Occorre fare attenzione alla licenza di librerie e altre componenti software che vengono utilizzate in un progetto, e alla possibilità che una licenza copyleft ‘contagi’ un intero progetto, escludendo non solo la possibilità di distribuirlo con licenza proprietaria, ma di distribuirlo con qualsiasi licenza diversa dalla licenza originaria. Naturalmente, per le realtà che basano il proprio modello di business sull’ottenere un pagamento per concedere licenze, questo sarebbe un problema molto serio.

D’altra parte, i modelli di business possono essere diversi. Il software di per sé potrebbe continuare a essere concesso con licenza Open Source (la licenza copyleft di cui si diceva), senza ottenere alcun pagamento. La remunerazione potrebbe essere collegata a servizi di installazione e/o supporto sul software, così come dalla fornitura di garanzia o altro tipo di utilità.

Un chiarimento. È sbagliato pensare che con una licenza permissiva (non copyleft) la libertà sul software sia assoluta. Anche questo tipo di licenze prevedono obblighi.
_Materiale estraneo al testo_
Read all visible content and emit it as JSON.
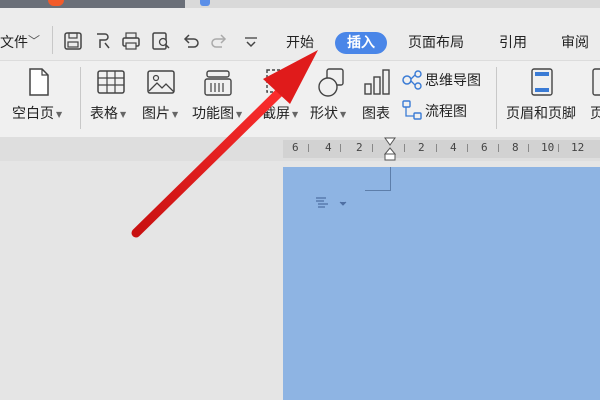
{
  "menu": {
    "file": "文件",
    "tabs": [
      "开始",
      "插入",
      "页面布局",
      "引用",
      "审阅"
    ],
    "active_tab": "插入"
  },
  "ribbon": {
    "blank_page": "空白页",
    "table": "表格",
    "picture": "图片",
    "function_chart": "功能图",
    "screenshot": "截屏",
    "shape": "形状",
    "chart": "图表",
    "mind_map": "思维导图",
    "flowchart": "流程图",
    "header_footer": "页眉和页脚",
    "next_cut": "页"
  },
  "ruler": {
    "ticks": [
      "6",
      "4",
      "2",
      "2",
      "4",
      "6",
      "8",
      "10",
      "12"
    ]
  },
  "colors": {
    "accent": "#4a86e8",
    "arrow": "#e01b1b",
    "page": "#8eb4e3"
  }
}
Per esempio, la versione semplificata della licenza BSD (quella ridotta a due clausole) richiede che siano riportate in tutte le copie del software (i) il testo della licenza – ed in particolare l’esclusione di garanzia; e (ii) la copyright notice. Quindi, tutte le licenze – per quanto open – prevedono alcuni obblighi per chi ne fa uso…senza entrare qui nel merito della folcloristica ‘do the fuck you want public license’ che, più che un concreto modello di licenza, sembra voler essere un atto di ribellione verso la rigidità e il dilagare delle licenze copyleft.